Cuando llegaba la hora, que era ya la madrugada par caso, que estábamos todos cansados de baile y muchos hasta estaban borrachos, pues entonces se decía que tenían que acostarse los novios. Los invitados unos se acostaban, otros se quedaban con todas su tragedias de bebidas y demás. Se tumbaban en las cabeceras que les preparábamos. Cuando se acostaban los novios, pues la boda se remataba.
Loly que sigue junto a nosotros, habla otra vez y dice:
- Pero si no te dejaban que te acostaras.
-¡Vaya! Entonces sí se acostaba una. Los padres de los novios, cuando ya faltaban un par de hora para el amanecer, decían: AHay que dejar que se acuesten los novios”. Después de todo esta juerga, nosotros pues nos acostábamos un rato. A bregar un poquillo ¿Qué íbamos a hacer? Danos cuatro besos y sea los que Dios quiera.

- Cuenta lo de la serenata.
- Ya era, un suponer, amaneciendo, a tocar la serenata a los novios. No nos dejaban ni dormir.
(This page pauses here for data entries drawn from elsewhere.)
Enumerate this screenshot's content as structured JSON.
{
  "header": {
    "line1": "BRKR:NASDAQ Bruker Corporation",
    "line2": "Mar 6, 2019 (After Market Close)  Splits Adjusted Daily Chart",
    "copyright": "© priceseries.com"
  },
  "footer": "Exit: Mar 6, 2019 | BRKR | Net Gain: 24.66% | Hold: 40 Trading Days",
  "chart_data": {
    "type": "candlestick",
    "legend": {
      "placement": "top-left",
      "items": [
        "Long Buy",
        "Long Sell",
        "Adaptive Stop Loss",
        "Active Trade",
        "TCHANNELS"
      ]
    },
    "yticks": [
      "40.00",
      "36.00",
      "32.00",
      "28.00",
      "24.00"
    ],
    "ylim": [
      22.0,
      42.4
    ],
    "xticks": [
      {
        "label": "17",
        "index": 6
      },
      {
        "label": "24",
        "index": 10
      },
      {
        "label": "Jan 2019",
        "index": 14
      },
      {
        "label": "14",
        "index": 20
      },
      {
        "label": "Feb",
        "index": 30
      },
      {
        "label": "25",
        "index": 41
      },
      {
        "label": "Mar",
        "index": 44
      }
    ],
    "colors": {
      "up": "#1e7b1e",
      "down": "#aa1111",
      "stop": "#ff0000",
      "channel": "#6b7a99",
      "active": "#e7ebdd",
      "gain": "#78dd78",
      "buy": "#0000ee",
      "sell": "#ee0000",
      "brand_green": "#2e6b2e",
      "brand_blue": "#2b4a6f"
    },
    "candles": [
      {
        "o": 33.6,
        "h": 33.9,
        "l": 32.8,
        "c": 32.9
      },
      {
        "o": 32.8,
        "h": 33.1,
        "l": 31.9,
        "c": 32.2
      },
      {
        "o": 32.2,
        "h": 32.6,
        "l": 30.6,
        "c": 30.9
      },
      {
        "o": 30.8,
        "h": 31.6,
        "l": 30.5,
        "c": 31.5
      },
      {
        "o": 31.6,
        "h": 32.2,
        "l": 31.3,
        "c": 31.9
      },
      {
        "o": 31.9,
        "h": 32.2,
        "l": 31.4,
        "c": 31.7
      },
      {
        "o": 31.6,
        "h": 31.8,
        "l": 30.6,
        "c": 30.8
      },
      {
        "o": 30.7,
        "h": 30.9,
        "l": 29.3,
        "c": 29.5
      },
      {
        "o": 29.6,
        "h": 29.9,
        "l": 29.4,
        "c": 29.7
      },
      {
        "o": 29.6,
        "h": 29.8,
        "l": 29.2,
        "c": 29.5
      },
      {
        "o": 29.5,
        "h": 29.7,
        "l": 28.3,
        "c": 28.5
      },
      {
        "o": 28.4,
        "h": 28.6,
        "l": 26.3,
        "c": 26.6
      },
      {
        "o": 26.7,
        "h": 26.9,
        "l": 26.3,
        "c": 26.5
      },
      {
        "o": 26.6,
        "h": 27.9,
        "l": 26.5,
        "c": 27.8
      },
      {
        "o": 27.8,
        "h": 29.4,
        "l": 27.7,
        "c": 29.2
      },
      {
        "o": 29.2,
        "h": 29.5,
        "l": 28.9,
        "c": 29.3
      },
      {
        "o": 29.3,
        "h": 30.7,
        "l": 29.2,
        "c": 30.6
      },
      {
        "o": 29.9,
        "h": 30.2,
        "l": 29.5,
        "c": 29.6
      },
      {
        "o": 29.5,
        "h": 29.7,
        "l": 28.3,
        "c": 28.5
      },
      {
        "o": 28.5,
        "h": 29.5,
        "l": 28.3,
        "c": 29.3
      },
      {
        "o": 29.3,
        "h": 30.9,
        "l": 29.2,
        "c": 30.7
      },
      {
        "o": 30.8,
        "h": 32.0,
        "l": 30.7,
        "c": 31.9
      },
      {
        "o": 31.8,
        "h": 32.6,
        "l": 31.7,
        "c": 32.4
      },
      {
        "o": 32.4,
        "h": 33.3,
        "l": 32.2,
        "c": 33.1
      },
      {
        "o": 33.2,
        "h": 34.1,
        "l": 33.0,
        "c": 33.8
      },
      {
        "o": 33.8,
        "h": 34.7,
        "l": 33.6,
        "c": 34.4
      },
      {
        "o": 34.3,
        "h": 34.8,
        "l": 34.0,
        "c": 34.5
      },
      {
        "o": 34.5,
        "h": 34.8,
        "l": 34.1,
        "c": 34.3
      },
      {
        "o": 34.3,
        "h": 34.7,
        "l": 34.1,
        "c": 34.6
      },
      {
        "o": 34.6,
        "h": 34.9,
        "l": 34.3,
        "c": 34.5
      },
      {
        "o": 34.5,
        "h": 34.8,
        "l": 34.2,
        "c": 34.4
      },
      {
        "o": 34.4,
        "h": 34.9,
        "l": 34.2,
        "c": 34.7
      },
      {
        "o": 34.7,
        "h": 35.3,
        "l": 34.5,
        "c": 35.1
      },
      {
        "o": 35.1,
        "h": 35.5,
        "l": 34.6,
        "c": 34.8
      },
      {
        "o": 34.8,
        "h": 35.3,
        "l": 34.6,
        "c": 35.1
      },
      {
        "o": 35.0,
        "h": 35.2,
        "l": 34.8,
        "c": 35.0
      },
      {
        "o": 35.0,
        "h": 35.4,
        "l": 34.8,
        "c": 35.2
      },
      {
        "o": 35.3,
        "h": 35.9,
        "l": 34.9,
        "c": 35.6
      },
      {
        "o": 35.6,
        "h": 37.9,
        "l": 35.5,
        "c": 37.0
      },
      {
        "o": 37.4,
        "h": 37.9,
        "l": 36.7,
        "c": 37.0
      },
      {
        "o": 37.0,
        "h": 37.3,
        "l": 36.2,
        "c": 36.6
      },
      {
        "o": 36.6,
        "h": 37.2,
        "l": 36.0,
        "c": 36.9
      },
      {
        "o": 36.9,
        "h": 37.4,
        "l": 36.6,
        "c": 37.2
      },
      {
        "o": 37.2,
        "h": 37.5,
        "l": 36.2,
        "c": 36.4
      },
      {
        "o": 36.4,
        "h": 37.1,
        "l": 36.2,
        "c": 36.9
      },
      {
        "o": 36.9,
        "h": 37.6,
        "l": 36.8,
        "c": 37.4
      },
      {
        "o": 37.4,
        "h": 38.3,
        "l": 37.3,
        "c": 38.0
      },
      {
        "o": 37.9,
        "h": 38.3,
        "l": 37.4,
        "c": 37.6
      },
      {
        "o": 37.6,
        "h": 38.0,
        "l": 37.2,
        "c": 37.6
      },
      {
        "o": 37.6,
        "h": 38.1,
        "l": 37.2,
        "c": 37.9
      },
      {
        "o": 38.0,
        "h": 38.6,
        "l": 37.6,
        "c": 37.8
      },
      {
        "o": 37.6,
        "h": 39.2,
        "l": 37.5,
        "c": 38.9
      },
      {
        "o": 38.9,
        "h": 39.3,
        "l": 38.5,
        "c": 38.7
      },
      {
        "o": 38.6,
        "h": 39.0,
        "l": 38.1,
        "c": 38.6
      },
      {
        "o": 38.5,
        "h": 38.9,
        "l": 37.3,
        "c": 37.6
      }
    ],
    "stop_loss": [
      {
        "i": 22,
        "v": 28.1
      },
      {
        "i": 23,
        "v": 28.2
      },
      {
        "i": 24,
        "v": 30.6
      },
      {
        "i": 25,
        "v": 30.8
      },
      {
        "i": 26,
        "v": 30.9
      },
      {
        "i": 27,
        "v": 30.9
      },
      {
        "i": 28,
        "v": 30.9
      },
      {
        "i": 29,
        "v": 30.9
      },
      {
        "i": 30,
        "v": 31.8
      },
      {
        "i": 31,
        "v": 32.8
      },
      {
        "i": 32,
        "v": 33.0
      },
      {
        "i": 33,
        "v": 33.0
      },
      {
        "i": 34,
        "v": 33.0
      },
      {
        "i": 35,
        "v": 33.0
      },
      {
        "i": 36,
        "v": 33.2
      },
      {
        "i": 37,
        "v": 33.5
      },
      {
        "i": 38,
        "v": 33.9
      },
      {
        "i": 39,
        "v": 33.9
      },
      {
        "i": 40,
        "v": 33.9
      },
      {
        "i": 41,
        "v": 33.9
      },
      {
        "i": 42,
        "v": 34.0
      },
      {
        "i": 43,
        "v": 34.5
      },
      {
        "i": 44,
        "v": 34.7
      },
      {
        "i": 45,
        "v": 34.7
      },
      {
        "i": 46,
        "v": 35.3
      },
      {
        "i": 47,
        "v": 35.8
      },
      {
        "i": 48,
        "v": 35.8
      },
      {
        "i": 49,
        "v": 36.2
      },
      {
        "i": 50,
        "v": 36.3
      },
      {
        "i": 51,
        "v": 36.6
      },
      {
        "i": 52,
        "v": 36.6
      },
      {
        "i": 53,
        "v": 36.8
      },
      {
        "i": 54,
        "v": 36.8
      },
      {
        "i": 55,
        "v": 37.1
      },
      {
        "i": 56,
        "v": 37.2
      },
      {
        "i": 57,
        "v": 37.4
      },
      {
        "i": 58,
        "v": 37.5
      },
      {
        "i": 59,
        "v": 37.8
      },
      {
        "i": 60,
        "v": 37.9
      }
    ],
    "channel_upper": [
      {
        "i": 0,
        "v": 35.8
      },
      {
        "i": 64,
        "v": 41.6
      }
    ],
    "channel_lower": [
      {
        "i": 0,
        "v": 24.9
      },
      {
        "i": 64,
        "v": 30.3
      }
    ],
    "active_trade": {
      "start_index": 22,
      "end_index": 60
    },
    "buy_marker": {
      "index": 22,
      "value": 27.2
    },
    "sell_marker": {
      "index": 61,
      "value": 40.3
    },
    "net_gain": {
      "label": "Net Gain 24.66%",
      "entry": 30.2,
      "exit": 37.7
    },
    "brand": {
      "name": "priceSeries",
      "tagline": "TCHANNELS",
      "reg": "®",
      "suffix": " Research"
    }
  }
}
Principiaban con las guitarras en la puerta del cuarto y aquello liaban un traqueteo de tocar y de cantarnos coplas que era Aescojonarte”. Ya te espantaban y te tenías que levantar porque no se iban de la puerta. Nos levantábamos y entonces principiaban a darnos pan de aceite, chocolate, café. Cada uno de lo que quisiera. Eran unas bodas preciosas. Unas bodas serranas de verdad.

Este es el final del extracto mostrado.